This paper aims to evaluate how effectively large language models (LLMs) represent and generate minority cultural knowledge, specifically Taiwanese Hakka culture. To address this, the study proposes a structured and replicable evaluation framework integrating Bloom’s taxonomy and retrieval-augmented generation (RAG). The research is guided by the following questions: (1) How do LLMs perform across different cognitive domains when processing Hakka cultural content? (2) To what extent does the integration of RAG enhance the accuracy and contextual appropriateness of LLM outputs? And (3) How do different LLM architectures compare in their ability to recall, analyse and creatively synthesize culturally grounded information?
This study proposes a cognitive benchmarking framework to evaluate how LLMs process and apply culturally specific knowledge. The framework integrates Bloom’s taxonomy with RAG to assess model performance across six hierarchical cognitive domains: remembering, understanding, applying, analysing, evaluating and creating. Using a curated Taiwanese Hakka digital cultural archive as the primary testbed, the evaluation measures LLM-generated responses’ semantic accuracy and cultural relevance.

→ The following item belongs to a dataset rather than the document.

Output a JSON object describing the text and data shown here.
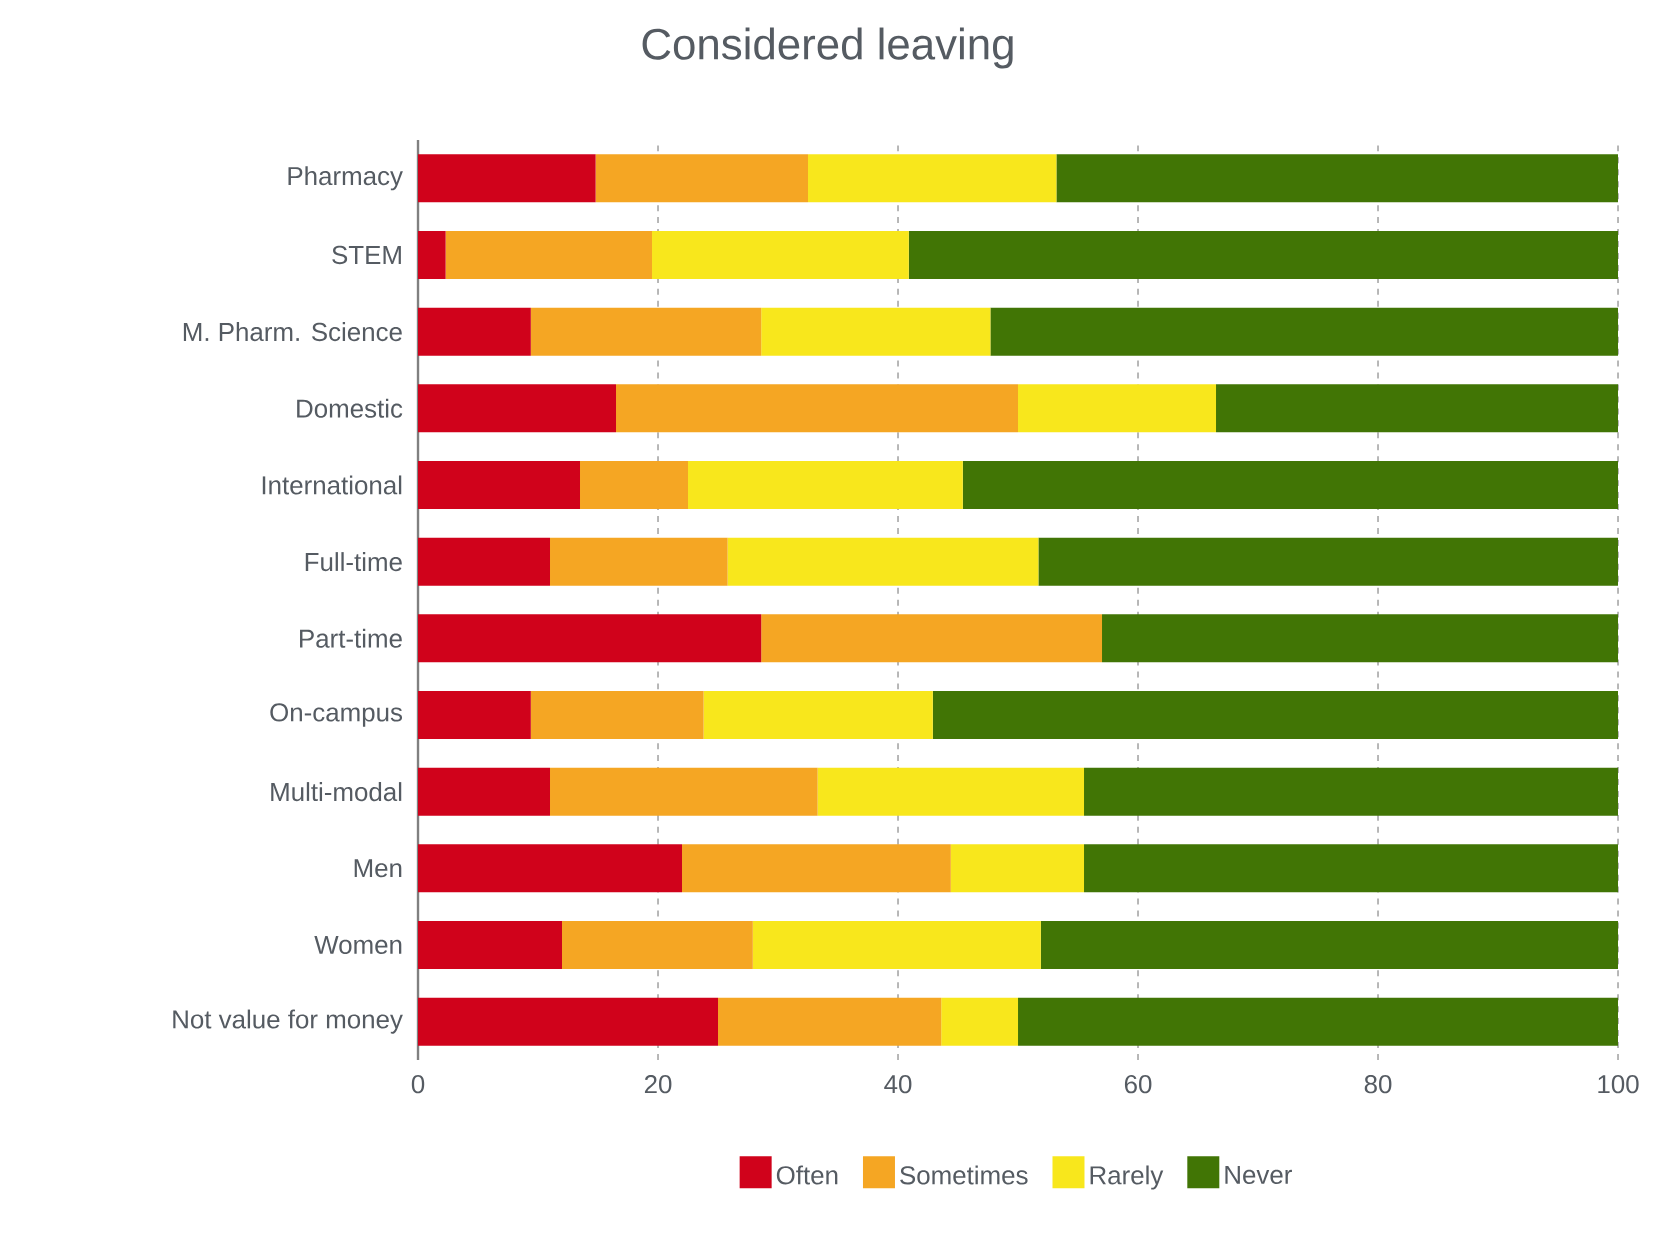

The evaluation results indicate that LLMs augmented with RAG exhibit marked improvements over baseline models in the cognitive domains of remembering, understanding and analysing. These enhancements are particularly evident in tasks requiring factual accuracy, contextual relevance and semantic precision, underscoring RAG’s effectiveness in addressing the knowledge sparsity typically observed in underrepresented cultural data sets. However, a notable limitation persists across all models including those equipped with RAG in the domain of creating. This suggests that while retrieval mechanisms bolster the reproduction and comprehension of cultural knowledge, they do not yet sufficiently support culturally nuanced generative synthesis.

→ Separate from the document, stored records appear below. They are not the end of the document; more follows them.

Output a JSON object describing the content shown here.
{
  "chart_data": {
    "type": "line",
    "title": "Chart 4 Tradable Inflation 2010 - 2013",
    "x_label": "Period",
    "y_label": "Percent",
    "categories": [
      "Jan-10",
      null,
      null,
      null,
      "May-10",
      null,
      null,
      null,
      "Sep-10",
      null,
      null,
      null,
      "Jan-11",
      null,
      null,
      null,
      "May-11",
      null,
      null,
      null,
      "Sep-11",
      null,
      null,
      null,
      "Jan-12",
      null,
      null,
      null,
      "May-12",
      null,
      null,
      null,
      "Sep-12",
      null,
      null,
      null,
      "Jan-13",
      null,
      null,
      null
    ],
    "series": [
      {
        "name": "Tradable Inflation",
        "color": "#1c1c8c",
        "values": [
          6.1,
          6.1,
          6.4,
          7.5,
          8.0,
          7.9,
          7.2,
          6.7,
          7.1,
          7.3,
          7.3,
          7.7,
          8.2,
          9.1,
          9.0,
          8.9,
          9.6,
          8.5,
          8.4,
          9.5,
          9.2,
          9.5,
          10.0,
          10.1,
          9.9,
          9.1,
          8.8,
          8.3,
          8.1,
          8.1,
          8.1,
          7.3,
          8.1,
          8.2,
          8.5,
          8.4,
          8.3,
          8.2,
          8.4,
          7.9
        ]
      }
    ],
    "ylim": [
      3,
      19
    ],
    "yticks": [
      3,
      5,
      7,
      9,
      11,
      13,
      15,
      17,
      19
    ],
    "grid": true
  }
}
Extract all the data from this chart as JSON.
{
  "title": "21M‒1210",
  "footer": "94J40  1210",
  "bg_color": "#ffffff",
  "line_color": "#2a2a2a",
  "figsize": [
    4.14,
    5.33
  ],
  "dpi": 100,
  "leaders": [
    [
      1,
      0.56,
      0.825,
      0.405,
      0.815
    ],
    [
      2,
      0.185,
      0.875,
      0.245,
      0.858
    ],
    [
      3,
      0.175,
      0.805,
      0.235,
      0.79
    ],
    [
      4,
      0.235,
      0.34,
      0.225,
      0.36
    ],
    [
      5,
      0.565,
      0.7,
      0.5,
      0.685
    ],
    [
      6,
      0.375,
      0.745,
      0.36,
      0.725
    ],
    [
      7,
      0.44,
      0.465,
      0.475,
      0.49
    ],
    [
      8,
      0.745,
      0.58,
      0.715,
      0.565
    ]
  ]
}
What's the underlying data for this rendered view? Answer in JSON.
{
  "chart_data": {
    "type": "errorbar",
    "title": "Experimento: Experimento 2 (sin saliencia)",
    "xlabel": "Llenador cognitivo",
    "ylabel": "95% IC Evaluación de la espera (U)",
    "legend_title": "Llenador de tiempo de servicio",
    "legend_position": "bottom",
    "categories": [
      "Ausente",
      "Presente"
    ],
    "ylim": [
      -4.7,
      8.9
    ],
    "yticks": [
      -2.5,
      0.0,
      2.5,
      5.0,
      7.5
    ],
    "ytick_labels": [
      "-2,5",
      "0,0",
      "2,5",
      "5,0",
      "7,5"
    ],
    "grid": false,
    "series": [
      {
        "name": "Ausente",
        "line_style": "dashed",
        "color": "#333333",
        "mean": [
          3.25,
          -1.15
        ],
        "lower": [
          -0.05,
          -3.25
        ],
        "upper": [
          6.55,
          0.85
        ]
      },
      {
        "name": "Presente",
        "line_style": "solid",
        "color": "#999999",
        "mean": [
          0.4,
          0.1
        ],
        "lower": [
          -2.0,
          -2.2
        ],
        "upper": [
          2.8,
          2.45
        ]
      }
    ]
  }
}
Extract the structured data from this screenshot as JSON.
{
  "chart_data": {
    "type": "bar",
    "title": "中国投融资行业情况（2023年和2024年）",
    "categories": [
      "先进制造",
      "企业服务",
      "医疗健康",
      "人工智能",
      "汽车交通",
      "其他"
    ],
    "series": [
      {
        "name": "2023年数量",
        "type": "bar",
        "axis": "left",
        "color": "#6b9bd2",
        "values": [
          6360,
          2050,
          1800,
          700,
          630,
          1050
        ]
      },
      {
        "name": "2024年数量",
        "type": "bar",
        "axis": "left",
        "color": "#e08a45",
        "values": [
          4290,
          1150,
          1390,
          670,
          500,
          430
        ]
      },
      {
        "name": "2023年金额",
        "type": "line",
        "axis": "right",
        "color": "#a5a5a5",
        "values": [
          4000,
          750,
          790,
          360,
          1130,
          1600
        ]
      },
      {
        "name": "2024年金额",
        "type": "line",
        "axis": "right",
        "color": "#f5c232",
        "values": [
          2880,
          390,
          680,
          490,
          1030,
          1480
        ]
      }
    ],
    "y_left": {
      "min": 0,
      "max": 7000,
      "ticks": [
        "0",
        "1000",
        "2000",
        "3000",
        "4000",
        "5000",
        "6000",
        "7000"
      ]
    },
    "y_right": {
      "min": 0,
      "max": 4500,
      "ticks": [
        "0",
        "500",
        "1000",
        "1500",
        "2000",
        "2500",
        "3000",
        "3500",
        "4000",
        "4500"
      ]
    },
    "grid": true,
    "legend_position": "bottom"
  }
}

This study introduces a novel evaluation framework integrating cognitive domain benchmarks with RAG-enhanced LLMs to assess cultural knowledge processing. The research advances culturally grounded artificial intelligence (AI) systems and digital archival quality by empirically demonstrating RAG’s impact on improving factual accuracy in lower and mid-level tasks. The findings affirm the strategic value of retrieval integration for enhancing representational fidelity in cultural AI applications, while also highlighting the need for future research into hybrid architectures that combine external grounding with culturally adaptive generation strategies.